Schulze was born in Naumburg, second son of a craftsman. An uncle took care of him from the age of ten, and he grew up in Meissen where he went to school. He returned to Naumburg where he passed his abitur in 1832 and then went to study in Leipzig. Here he took an interest in the natural sciences and listened to lectures in zoology at Berlin by Hinrich Lichtenstein. He received a doctorate with a dissertation on "De planariarum vivendi ratione et structura penitiore" following which he worked in Eilhard Mitscherlich's laboratory. He became a teacher of chemistry at the newly founded Agricultural Academy in Eldena in 1835 and habilitated in 1837 at the University of Greifswald.

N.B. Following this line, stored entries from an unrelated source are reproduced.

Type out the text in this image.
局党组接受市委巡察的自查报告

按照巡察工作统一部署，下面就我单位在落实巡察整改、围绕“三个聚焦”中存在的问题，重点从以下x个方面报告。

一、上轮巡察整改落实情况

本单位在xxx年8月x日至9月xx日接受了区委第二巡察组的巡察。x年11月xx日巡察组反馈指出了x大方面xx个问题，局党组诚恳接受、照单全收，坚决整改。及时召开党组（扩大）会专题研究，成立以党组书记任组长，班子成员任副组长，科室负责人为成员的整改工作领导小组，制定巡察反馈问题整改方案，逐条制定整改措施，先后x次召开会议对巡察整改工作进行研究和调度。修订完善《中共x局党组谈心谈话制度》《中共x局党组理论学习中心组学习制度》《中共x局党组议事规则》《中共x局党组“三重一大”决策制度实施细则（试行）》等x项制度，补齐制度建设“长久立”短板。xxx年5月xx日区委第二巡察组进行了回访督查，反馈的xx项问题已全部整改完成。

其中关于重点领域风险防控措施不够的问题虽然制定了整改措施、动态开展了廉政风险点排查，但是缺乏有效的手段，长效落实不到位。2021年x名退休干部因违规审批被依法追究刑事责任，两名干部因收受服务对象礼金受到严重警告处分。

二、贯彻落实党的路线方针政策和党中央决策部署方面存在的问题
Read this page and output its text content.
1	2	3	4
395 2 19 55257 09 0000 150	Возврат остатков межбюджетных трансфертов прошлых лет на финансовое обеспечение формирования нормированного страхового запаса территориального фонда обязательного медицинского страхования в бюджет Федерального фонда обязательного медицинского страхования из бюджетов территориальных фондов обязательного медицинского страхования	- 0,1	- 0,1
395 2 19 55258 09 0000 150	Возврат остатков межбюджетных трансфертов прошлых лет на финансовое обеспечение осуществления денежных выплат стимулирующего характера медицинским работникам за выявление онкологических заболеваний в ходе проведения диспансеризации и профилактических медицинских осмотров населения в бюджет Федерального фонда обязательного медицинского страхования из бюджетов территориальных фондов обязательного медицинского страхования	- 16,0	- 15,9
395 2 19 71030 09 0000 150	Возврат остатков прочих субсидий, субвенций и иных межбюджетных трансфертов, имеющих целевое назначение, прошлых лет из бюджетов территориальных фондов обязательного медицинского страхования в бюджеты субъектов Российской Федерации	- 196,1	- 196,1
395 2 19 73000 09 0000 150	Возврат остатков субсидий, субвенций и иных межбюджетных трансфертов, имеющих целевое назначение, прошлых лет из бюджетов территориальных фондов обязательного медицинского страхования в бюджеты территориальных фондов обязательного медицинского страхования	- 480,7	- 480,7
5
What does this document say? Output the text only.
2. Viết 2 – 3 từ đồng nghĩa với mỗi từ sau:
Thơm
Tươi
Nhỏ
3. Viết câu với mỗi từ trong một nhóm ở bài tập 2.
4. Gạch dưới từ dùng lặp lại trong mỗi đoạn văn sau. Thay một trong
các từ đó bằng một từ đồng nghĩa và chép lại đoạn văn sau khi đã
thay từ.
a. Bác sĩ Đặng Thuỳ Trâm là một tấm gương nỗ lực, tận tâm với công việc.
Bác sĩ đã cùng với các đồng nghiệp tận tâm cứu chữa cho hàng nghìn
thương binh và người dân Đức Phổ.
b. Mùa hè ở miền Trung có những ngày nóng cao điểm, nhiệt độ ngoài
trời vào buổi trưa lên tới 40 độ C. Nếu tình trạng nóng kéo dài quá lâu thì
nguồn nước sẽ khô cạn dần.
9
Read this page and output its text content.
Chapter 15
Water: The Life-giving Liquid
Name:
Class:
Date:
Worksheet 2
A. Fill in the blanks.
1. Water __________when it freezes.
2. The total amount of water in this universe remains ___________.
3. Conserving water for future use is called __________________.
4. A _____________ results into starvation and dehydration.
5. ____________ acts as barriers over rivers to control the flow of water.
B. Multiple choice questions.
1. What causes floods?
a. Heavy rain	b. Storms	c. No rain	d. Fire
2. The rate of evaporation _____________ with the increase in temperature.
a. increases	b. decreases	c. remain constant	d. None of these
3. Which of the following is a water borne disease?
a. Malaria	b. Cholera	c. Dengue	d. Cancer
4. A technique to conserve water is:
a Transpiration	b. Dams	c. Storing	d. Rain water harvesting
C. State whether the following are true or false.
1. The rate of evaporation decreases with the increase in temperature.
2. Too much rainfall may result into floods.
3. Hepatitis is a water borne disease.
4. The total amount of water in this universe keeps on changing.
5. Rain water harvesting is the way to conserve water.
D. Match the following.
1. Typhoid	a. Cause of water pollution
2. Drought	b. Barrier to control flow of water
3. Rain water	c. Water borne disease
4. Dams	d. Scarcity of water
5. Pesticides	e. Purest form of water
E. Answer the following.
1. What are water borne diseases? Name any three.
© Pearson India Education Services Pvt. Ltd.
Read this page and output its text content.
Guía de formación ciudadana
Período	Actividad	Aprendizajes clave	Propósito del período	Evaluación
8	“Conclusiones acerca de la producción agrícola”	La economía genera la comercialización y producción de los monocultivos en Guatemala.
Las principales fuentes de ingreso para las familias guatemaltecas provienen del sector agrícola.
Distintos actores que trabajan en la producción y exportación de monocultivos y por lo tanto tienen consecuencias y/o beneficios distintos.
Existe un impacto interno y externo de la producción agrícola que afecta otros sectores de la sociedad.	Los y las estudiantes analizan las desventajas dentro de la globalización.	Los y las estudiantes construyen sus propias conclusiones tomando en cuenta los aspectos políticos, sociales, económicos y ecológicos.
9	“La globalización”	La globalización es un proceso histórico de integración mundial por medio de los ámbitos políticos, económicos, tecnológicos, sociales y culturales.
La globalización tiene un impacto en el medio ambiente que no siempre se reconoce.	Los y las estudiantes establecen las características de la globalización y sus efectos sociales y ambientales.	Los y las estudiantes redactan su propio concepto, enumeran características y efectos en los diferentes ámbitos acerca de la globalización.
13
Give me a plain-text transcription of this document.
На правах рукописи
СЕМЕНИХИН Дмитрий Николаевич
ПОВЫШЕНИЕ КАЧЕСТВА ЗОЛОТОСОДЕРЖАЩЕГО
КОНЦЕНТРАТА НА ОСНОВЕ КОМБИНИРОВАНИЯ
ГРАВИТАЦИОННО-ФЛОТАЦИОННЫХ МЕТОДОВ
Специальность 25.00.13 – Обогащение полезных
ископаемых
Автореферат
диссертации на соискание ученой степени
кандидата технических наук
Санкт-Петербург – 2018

He wrote a textbook on agricultural chemistry and in 1850 he moved to Rostock as a full professor. He continued some of the agricultural chemistry investigations he had begun at Eldena and became more involved in the study of hygiene. After cholera struck Rostock in 1866, he conducted studies on airborne micro-organisms, noting their possible role in putrefaction. As early as 1836, he built glassware to bubble air through sulfuric acid to demonstrate that such treated air did not lead to growth on sterile and isolated media. This method was developed on by Theodor Schwann, John Tyndall and others in the early debates on spontaneous generation.

Schulze married Charlotte, daughter of Sydow zu Charlottenburg, in Eldena in 1839 and they had two sons, the older Franz Eilhard Schulze (the middle name from his godfather Mitscherlich) became a zoologist. After the death of Charlotte in 1850 he married Mathilde von Langermann in 1852. He died from pneumonia at Rostock.